- Directed by: Michael Coonce
- Written by: Michael Coonce
- Produced by: Jeremy Colbert Michael Coonce John Craddock Dan Nicol Jody Pucello Qutayba Salem
- Starring: Erica Leerhsen Matthew S. Harrison Peter Speach David Fine Michael Cauchon
- Cinematography: Alan McIntyre Smith
- Release dates: March 6, 2009 (Lake County Film Festival); April 20, 2009 (United States);
- Running time: 95 minutes
- Country: United States
- Language: English

= Lonely Joe =

Lonely Joe is a 2009 horror film which stars Erica Leerhsen. The film has been said to be a Supernatural Horror/Thriller "in the veins of Saw and The Sixth Sense". The film is inspired by real events that took place in South Texas in the 1980s.

==Plot==
Lonely Joe revolves around Michele Connelly (Erica Leerhsen), a New York City reporter who returns to her hometown 10 years after the mysterious murder of her younger brother to investigate and find out what actually happened several years ago. However, soon after Michele discovers a trail of bodies dating back more than fifty years, she finds herself feeling as if she is part of the story she is investigating.

==Production==
Lonely Joe began production in October 2007, in the towns of Solvay, Syracuse, Elbridge, and Geddes, New York.

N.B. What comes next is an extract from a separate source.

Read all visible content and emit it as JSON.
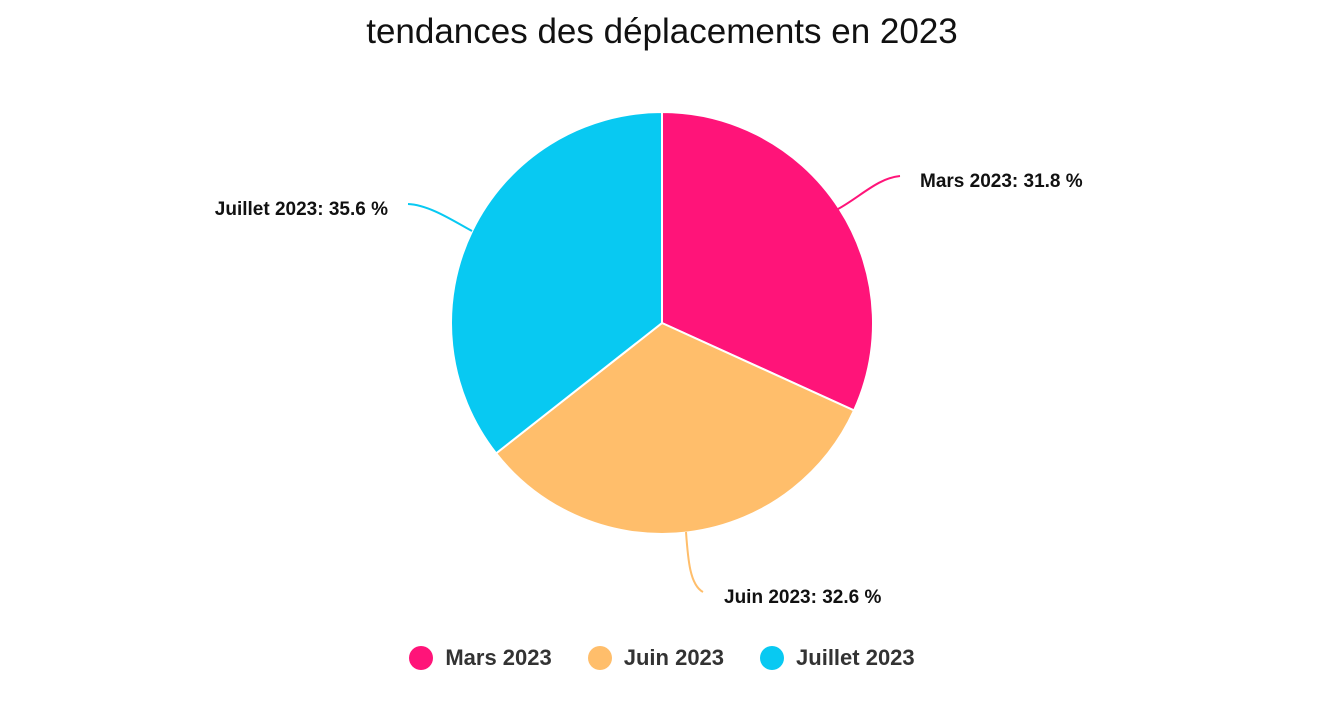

The film wrapped principal photography on November 6, 2007. A "post-production teaser" was cut from dailies, and placed on-line on November 7, 2007.

Doing her own stunts for the film, Erica Leerhsen was nearly hit by the train used in the dream sequence when she lost her balance and lunged forward. Her scene was shot with her only 12 inches from the side of the train as it passed by at 30 miles per hour. Unshaken, she insisted on shooting the scene again.